Graduate students selected for Scholars in the Nation's Service Initiative
The Woodrow Wilson School of Public and International Affairs has selected the 2009 cohort of incoming graduate students for the Scholars in the Nation's Service Initiative (SINSI), a competitive scholarship program designed to encourage, support and prepare students who intend to pursue careers in the U.S. government.
The Woodrow Wilson School launched SINSI in February 2006. Initially open to Princeton undergraduates, the program later was expanded to include as many as five additional four-year scholarships each year for applicants to the school's master in public affairs (MPA) program. These scholarships are supported by the Robertson Fund, an endowed fund created to support the school's graduate program. The graduate-level students are known as the Charles and Marie Robertson Government Service Scholars.
This is the second cohort of graduate students to have enrolled in the program. The Woodrow Wilson School admitted four graduate students into SINSI in 2008; they began their government service fellowships immediately and will enter the school's MPA program in fall 2010.

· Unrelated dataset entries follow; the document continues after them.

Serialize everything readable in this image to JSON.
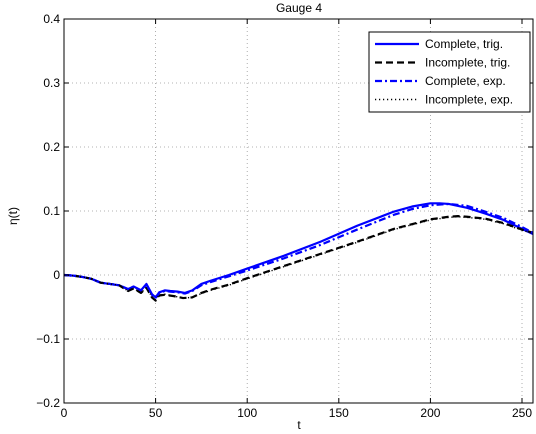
{
  "chart_data": {
    "type": "line",
    "title": "Gauge 4",
    "xlabel": "t",
    "ylabel": "η(t)",
    "xlim": [
      0,
      256
    ],
    "ylim": [
      -0.2,
      0.4
    ],
    "xticks": [
      0,
      50,
      100,
      150,
      200,
      250
    ],
    "yticks": [
      -0.2,
      -0.1,
      0,
      0.1,
      0.2,
      0.3,
      0.4
    ],
    "xtick_labels": [
      "0",
      "50",
      "100",
      "150",
      "200",
      "250"
    ],
    "ytick_labels": [
      "−0.2",
      "−0.1",
      "0",
      "0.1",
      "0.2",
      "0.3",
      "0.4"
    ],
    "grid": true,
    "legend_position": "top-right",
    "series": [
      {
        "name": "Complete, trig.",
        "color": "#0000ff",
        "dash": "solid",
        "x": [
          0,
          5,
          10,
          15,
          20,
          25,
          30,
          35,
          38,
          42,
          45,
          48,
          50,
          52,
          55,
          58,
          62,
          66,
          70,
          75,
          80,
          90,
          100,
          120,
          140,
          160,
          180,
          190,
          200,
          205,
          210,
          220,
          230,
          240,
          250,
          256
        ],
        "y": [
          0,
          -0.001,
          -0.003,
          -0.006,
          -0.012,
          -0.014,
          -0.016,
          -0.022,
          -0.018,
          -0.024,
          -0.014,
          -0.03,
          -0.035,
          -0.027,
          -0.024,
          -0.025,
          -0.026,
          -0.028,
          -0.024,
          -0.014,
          -0.009,
          0.0,
          0.01,
          0.03,
          0.052,
          0.077,
          0.099,
          0.107,
          0.112,
          0.112,
          0.111,
          0.105,
          0.096,
          0.086,
          0.072,
          0.064
        ]
      },
      {
        "name": "Incomplete, trig.",
        "color": "#000000",
        "dash": "dashed",
        "x": [
          0,
          5,
          10,
          15,
          20,
          25,
          30,
          35,
          38,
          42,
          45,
          48,
          50,
          52,
          55,
          60,
          65,
          70,
          75,
          80,
          90,
          100,
          120,
          140,
          160,
          180,
          200,
          210,
          215,
          220,
          230,
          240,
          250,
          256
        ],
        "y": [
          0,
          -0.001,
          -0.003,
          -0.006,
          -0.012,
          -0.014,
          -0.016,
          -0.025,
          -0.021,
          -0.028,
          -0.02,
          -0.035,
          -0.04,
          -0.032,
          -0.031,
          -0.033,
          -0.036,
          -0.035,
          -0.028,
          -0.023,
          -0.015,
          -0.005,
          0.014,
          0.033,
          0.052,
          0.072,
          0.087,
          0.091,
          0.092,
          0.091,
          0.088,
          0.081,
          0.071,
          0.066
        ]
      },
      {
        "name": "Complete, exp.",
        "color": "#0000ff",
        "dash": "dashdot",
        "x": [
          0,
          5,
          10,
          15,
          20,
          25,
          30,
          35,
          38,
          42,
          45,
          48,
          50,
          52,
          55,
          58,
          62,
          66,
          70,
          75,
          80,
          90,
          100,
          120,
          140,
          160,
          180,
          190,
          200,
          210,
          220,
          230,
          240,
          250,
          256
        ],
        "y": [
          0,
          -0.001,
          -0.003,
          -0.006,
          -0.012,
          -0.014,
          -0.016,
          -0.022,
          -0.018,
          -0.024,
          -0.015,
          -0.031,
          -0.036,
          -0.028,
          -0.025,
          -0.026,
          -0.027,
          -0.029,
          -0.025,
          -0.016,
          -0.011,
          -0.002,
          0.007,
          0.026,
          0.047,
          0.071,
          0.094,
          0.103,
          0.109,
          0.111,
          0.108,
          0.099,
          0.089,
          0.075,
          0.066
        ]
      },
      {
        "name": "Incomplete, exp.",
        "color": "#000000",
        "dash": "dotted",
        "x": [
          0,
          5,
          10,
          15,
          20,
          25,
          30,
          35,
          38,
          42,
          45,
          48,
          50,
          52,
          55,
          60,
          65,
          70,
          75,
          80,
          90,
          100,
          120,
          140,
          160,
          180,
          200,
          210,
          215,
          220,
          230,
          240,
          250,
          256
        ],
        "y": [
          0,
          -0.001,
          -0.003,
          -0.006,
          -0.012,
          -0.014,
          -0.016,
          -0.025,
          -0.021,
          -0.028,
          -0.02,
          -0.034,
          -0.039,
          -0.031,
          -0.03,
          -0.033,
          -0.036,
          -0.035,
          -0.029,
          -0.024,
          -0.016,
          -0.006,
          0.013,
          0.032,
          0.051,
          0.071,
          0.086,
          0.09,
          0.091,
          0.09,
          0.087,
          0.08,
          0.07,
          0.065
        ]
      }
    ]
  }
}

The 2009 and subsequent graduate cohorts will enroll in the MPA program the fall after their selection. Upon completing their first year of graduate study, they will serve in a two-year fellowship with the federal government and then will return to Princeton to complete the second year of the MPA program.
"The graduate cohorts of the Scholars in the Nation's Service Initiative are a testament to the diverse talents and policy interests of passionate, public service-minded students in America," said SINSI director Barbara Bodine, a former U.S. ambassador and career senior Foreign Service officer and a lecturer in public and international affairs. "We are pleased to welcome them to the program this fall."
The 2009 graduate cohort of the Scholars in the Nation's Service are:
- Tavon Cooke, who graduated from the University of Maryland-Baltimore County with a degree in modern languages and linguistics. Cooke has academic and professional backgrounds in Russian studies with an emphasis on education, social welfare, and domestic and international health policy issues. He hopes at the conclusion of his studies to work in consular affairs as a Foreign Service officer at the Department of State or at the U.S. Agency for International Development.
- Daniel Joyce, who has served since July 2006 as the program associate on democratic governance and human rights issues in the Andean region at the Inter-American Dialogue, a Washington, D.C., think tank for U.S.-Latin American relations. He has organized Dialogue conferences in Ecuador, Colombia and Peru. Joyce graduated from the Georgetown University School of Foreign Service with a degree in international politics and a certificate in Latin American studies. He spent a semester at the Universidad Católica in Santiago, Chile, as part of his undergraduate studies.
- Brieana Marticorena, who will graduate in June from Harvard University with a degree in government and a citation in Italian. She hopes to pursue a career in diplomacy and conflict management. Marticorena has worked in orphanages in Ghana and Brazil; taught English in Thailand, Cambodia and Poland; conducted research in Russia; and served as an intern in the U.S. Congress and for the U.S. Department of State in Italy.
- Caitlin Pierce, who will graduate in June from Dartmouth College with a double major in environmental studies and economics. She has conducted research in southern Africa, India and British Columbia and served as an intern in the Environmental and Natural Resources Division of the U.S. Department of Justice. Pierce hopes to work at the nexus of international economic and environmental policy.
- Sarah Ray, who graduated this month from Tulane University with degrees in political science and social policy. A 2008 Truman Scholar, Ray's policy interests include public housing, urban development and inequality. Her career goals include working at the U.S. Department of Housing and Urban Development, and eventually returning to her home state of Tennessee to run for elected office. Fluent in Spanish, Ray has studied at the University of Granada in Spain and at the University of Cambridge in England.
They join the four graduate scholars accepted into the program in 2008: Alexander Correa, a graduate of the University of Miami; Caroline Gilliam, a graduate of Columbia University; Brian Kelly, a graduate of the University of Pennsylvania; and Rachel Van Tuyl, a graduate of Auburn University.